Parents of Jessika Parry, 7, say she has benefited from doses of $118K treatment

Eva de Blois said she doesn't want to see her daughter's progress taken away because the government has decided Spinraza hasn't been proven to be beneficial. (Matt D'Amours/CBC)

The parents of a child with spinal muscular atrophy are fighting for the Quebec government to fund a new drug they say has improved their daughter's quality of life. 

The drug, Spinraza, costs $118,000 per dose and a minimum of three doses are needed yearly.
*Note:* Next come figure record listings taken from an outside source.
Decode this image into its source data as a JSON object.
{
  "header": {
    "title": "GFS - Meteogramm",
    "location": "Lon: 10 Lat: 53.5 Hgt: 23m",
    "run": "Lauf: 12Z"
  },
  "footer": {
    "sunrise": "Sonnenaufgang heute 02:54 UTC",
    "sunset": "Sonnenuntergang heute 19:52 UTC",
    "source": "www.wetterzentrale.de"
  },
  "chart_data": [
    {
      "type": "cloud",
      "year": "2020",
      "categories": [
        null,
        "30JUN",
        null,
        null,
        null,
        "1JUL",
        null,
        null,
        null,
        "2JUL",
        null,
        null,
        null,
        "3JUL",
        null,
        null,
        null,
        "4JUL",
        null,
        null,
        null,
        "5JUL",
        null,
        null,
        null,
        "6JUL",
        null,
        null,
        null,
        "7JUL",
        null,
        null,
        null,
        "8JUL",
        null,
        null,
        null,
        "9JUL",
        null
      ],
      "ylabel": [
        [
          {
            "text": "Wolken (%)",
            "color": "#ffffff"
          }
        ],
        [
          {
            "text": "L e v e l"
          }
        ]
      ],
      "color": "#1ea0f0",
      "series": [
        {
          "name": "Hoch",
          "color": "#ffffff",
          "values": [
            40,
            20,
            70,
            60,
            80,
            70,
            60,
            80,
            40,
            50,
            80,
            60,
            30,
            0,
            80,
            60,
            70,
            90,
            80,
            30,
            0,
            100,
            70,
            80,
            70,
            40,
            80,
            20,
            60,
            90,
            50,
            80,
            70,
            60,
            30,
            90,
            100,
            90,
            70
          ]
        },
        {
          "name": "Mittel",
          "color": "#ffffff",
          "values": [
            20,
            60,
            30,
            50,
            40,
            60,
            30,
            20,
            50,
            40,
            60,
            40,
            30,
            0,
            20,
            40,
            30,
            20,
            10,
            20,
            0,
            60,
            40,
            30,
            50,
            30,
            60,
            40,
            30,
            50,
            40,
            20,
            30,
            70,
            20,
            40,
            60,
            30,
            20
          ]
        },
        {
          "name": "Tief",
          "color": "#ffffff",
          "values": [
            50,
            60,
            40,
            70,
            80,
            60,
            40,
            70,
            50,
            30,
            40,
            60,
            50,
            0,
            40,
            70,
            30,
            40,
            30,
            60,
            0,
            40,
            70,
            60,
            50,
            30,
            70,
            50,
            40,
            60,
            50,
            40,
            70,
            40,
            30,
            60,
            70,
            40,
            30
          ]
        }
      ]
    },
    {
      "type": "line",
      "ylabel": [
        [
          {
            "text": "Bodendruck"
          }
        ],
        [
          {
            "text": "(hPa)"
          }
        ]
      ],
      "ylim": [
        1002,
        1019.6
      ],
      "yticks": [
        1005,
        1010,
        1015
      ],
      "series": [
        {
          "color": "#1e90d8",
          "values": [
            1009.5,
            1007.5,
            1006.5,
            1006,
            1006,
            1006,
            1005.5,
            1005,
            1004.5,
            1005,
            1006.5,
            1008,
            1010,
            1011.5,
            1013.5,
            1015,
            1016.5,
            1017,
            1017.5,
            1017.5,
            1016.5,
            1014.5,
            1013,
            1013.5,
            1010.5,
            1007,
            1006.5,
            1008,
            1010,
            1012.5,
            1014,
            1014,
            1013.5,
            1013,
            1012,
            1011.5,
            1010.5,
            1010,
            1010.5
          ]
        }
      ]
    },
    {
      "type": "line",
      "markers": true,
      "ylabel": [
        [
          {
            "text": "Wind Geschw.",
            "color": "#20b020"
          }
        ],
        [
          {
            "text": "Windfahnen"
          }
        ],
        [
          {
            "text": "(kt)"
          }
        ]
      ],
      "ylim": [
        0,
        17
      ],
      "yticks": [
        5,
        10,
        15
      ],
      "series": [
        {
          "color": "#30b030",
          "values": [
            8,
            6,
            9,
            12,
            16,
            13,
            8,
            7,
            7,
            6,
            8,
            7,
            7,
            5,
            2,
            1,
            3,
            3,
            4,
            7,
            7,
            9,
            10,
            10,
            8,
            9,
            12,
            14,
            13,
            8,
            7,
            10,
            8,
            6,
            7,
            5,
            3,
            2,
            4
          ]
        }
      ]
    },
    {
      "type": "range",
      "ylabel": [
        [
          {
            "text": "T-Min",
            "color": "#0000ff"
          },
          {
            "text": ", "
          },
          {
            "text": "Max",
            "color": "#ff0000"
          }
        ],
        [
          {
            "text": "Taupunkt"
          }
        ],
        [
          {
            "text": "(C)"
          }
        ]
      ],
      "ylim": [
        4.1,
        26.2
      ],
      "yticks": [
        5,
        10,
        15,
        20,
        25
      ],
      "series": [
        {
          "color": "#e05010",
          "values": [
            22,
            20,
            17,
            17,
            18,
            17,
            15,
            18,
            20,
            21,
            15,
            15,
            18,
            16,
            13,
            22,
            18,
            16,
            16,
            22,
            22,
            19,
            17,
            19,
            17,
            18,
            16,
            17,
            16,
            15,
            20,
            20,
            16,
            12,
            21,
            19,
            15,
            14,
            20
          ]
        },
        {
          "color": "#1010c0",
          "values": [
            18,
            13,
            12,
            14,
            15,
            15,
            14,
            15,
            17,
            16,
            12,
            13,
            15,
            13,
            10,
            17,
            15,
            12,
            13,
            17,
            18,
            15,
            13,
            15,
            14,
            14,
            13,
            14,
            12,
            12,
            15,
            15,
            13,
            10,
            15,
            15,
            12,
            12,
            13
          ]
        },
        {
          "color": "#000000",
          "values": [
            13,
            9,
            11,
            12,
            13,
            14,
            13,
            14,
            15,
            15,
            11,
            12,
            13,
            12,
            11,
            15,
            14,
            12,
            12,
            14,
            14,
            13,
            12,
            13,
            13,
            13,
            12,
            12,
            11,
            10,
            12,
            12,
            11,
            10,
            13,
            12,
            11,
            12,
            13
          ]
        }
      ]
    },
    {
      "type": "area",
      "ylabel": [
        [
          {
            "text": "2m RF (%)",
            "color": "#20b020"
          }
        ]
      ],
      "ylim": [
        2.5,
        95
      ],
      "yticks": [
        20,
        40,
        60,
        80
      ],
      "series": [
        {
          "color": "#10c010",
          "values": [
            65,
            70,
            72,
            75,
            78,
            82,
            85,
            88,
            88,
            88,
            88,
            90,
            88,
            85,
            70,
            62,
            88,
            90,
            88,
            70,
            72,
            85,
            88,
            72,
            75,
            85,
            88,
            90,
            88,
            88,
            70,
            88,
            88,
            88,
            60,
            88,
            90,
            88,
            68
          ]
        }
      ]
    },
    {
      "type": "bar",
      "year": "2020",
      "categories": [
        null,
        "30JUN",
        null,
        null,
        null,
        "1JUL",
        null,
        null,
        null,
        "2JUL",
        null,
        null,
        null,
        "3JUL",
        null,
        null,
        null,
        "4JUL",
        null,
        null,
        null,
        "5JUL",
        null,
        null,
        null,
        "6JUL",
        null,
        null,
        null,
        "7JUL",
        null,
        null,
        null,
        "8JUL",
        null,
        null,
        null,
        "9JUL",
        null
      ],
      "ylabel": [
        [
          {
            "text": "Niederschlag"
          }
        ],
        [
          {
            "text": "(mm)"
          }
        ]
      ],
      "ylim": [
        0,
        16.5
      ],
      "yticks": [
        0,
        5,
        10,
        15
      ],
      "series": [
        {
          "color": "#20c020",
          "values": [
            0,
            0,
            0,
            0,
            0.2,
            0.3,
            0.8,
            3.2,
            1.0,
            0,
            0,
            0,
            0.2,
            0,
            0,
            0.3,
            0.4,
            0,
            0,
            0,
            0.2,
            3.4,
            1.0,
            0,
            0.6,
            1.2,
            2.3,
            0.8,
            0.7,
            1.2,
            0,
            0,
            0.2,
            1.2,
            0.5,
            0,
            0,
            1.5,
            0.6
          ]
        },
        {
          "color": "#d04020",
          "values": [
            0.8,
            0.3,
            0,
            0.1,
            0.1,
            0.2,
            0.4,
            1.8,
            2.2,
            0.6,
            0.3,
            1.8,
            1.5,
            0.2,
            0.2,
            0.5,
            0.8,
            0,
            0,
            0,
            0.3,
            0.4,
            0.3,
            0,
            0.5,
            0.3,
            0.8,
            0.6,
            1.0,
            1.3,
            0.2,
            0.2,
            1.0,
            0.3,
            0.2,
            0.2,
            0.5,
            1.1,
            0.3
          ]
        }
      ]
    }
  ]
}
Seven are needed in the first year of treatment.

It was approved by the U.S. Food and Drug Administration last December and seven-year-old Jessika Parry, from Notre-Dame-de-l'Île-Perrot, has been taking it. Her parents say she has greatly benefited from doses of the new drug.

"She's stabilized. She's started to gain movement in muscles that she hasn't been able to use for a long time," Jessika's mother, Eva de Blois said.

Benefits not proven, says government

Quebec's national institute of health and social services excellence (INESSS) decided against the province funding the drug, through the Régie de l'assurance maladie du Québec, because the benefits of it have not been proven.

"In this case, INESSS concludes that the drug does not meet the criterion of therapeutic value, because it has not been demonstrated," spokesperson for the Ministry of Health and Social Services, Catherine W. Audet said.

As part of its decision, the INESSS stated that the duration of the study into Spinraza was insufficient for evaluating the maintenance and improvement of motor functioning in people with spinal muscular atrophy.

Parry's treatment has until now been covered by Biogen, the pharmaceutical company responsible for Spinraza. She was one of the children chosen to receive it for free through an early access program.

"If we lose that now, we'll start regressing again, and it will be the worst feeling to watch Jessika lose everything that she's gained — especially now that she understands what she's losing," de Blois said.

A petition has been launched to pressure the government to reverse its decision and fund the treatment.

The petition has gathered more than 6,000 signatures so far.